In Laura Marsh’s excellent review of Blake Bailey’s new biography of Philip Roth, she references a few of Roth’s early writing projects, including one that has, for the last 24 hours, consumed my imagination: “He submitted a satire of ‘ornithologists’ to Esquire, which the editor told him was terrible.”
What? I mean… what?
I confess I didn’t reach out to either Marsh or Bailey to confirm whether the document still exists, but, unable to find it via an initial google, I decided to write my own version. (Jonathan Franzen, I await your response.)
Notes from the Nest
What do ornithologists do all day? We look at tits. Great tits. Elegant tits. Varied tits. Fire-capped tits. Cinnamon-breasted tits—that’s a breast and a tit. We listen to tit calls.—Hey, kid! Hey kid! Like the boys playing ball in the evening, on the streets of Newark, thinking about tits.

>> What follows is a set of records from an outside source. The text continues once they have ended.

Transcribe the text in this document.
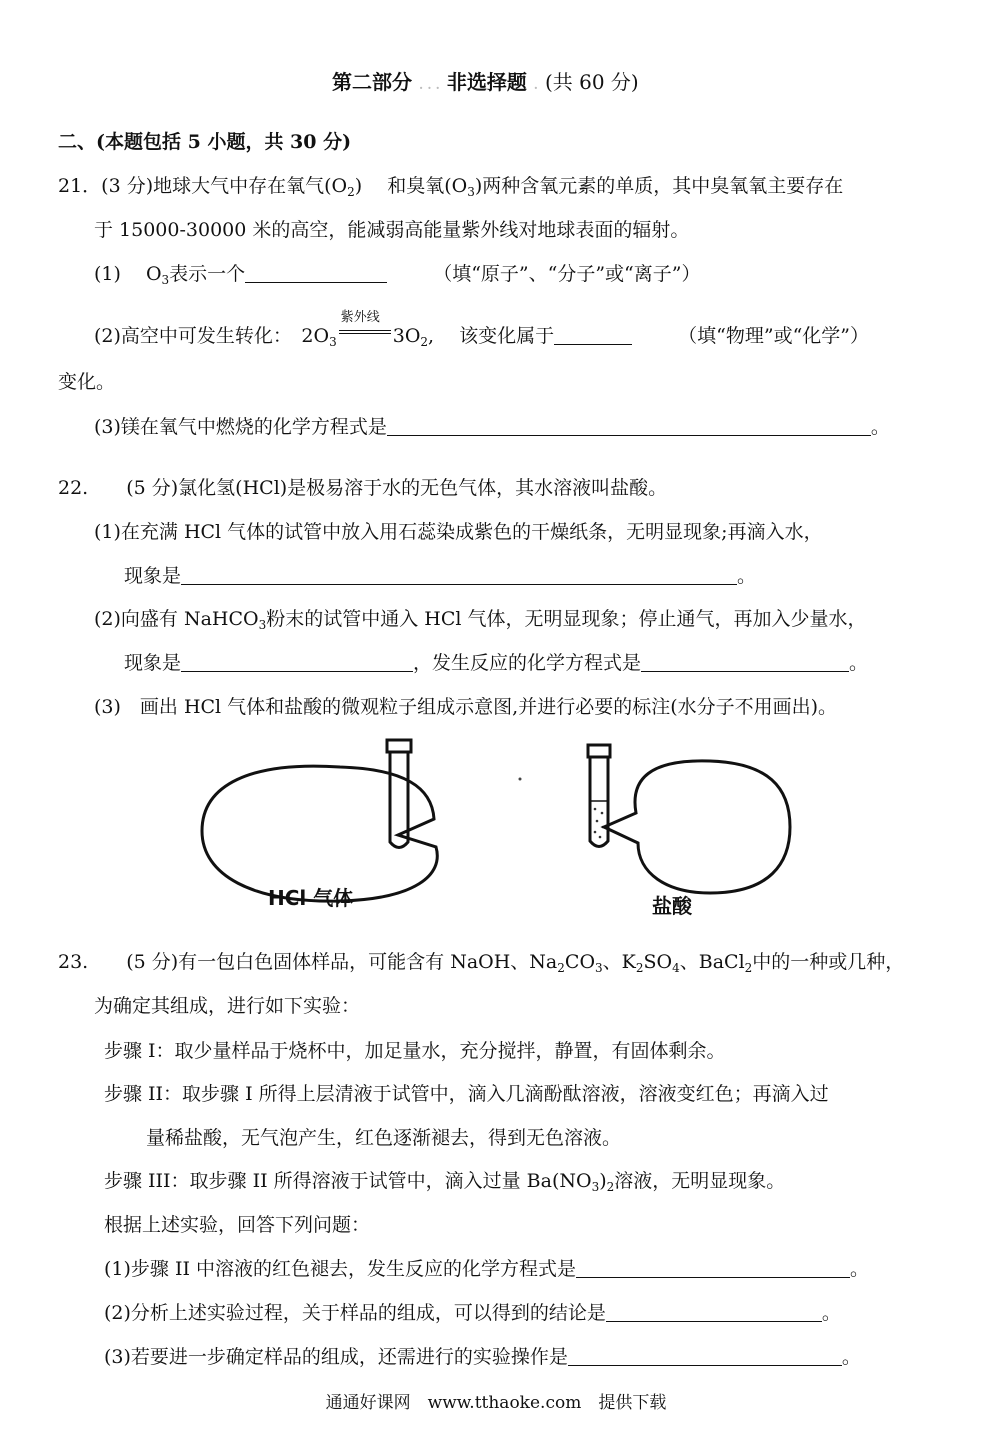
第二部分 . . . 非选择题 . (共 60 分)
二、(本题包括 5 小题，共 30 分)
21．(3 分)地球大气中存在氧气$(O_2)$　 和臭氧$(O_3)$两种含氧元素的单质，其中臭氧氧主要存在
于 15000-30000 米的高空，能减弱高能量紫外线对地球表面的辐射。
(1)　 $O_3$表示一个	（填“原子”、“分子”或“离子”）
(2)高空中可发生转化：　$2O_3$
紫外线
$3O_2$,　 该变化属于	（填“物理”或“化学”）
变化。
(3)镁在氧气中燃烧的化学方程式是	。
22.　　(5 分)氯化氢(HCl)是极易溶于水的无色气体，其水溶液叫盐酸。
(1)在充满 HCl 气体的试管中放入用石蕊染成紫色的干燥纸条，无明显现象;再滴入水，
现象是	。
(2)向盛有 NaHCO$_3$粉末的试管中通入 HCl 气体，无明显现象；停止通气，再加入少量水，
现象是	，发生反应的化学方程式是	。
(3)　画出 HCl 气体和盐酸的微观粒子组成示意图,并进行必要的标注(水分子不用画出)。
HCl 气体	盐酸
23.　　(5 分)有一包白色固体样品，可能含有 NaOH、$Na_2CO_3$、$K_2SO_4$、BaCl$_2$中的一种或几种，
为确定其组成，进行如下实验：
步骤 I：取少量样品于烧杯中，加足量水，充分搅拌，静置，有固体剩余。
步骤 II：取步骤 I 所得上层清液于试管中，滴入几滴酚酞溶液，溶液变红色；再滴入过
量稀盐酸，无气泡产生，红色逐渐褪去，得到无色溶液。
步骤 III：取步骤 II 所得溶液于试管中，滴入过量 $Ba(NO_3)_2$溶液，无明显现象。
根据上述实验，回答下列问题：
(1)步骤 II 中溶液的红色褪去，发生反应的化学方程式是	。
(2)分析上述实验过程，关于样品的组成，可以得到的结论是	。
(3)若要进一步确定样品的组成，还需进行的实验操作是	。
通通好课网　www.tthaoke.com　提供下载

Tits tits, not tits’ tits.
Being an ornithologist isn’t all tits, of course. There are also boobies. Asking an ornithologist to choose between boobies and tits is like asking a man to choose between his mind and his dick. Most birds don’t have penises. Everyone knows about the coiling duck cock—barbed, ballistic, spring-loaded. But what about the poor bastards with no dicks at all? Don’t talk to us about cloacas. Dickless chickens.
Male birds show off their strength with elaborate dances while the females sit there, bitchily. Or sexily. Or both! The men are more vividly drawn than the women, and no one seems to have a problem with it, so explain that one to me, society.
You might be thinking that all of this has to do with evolution. Evolution is like aging for birds. Steals their dicks. But not their talent. So you can stick your evolution up your cloaca.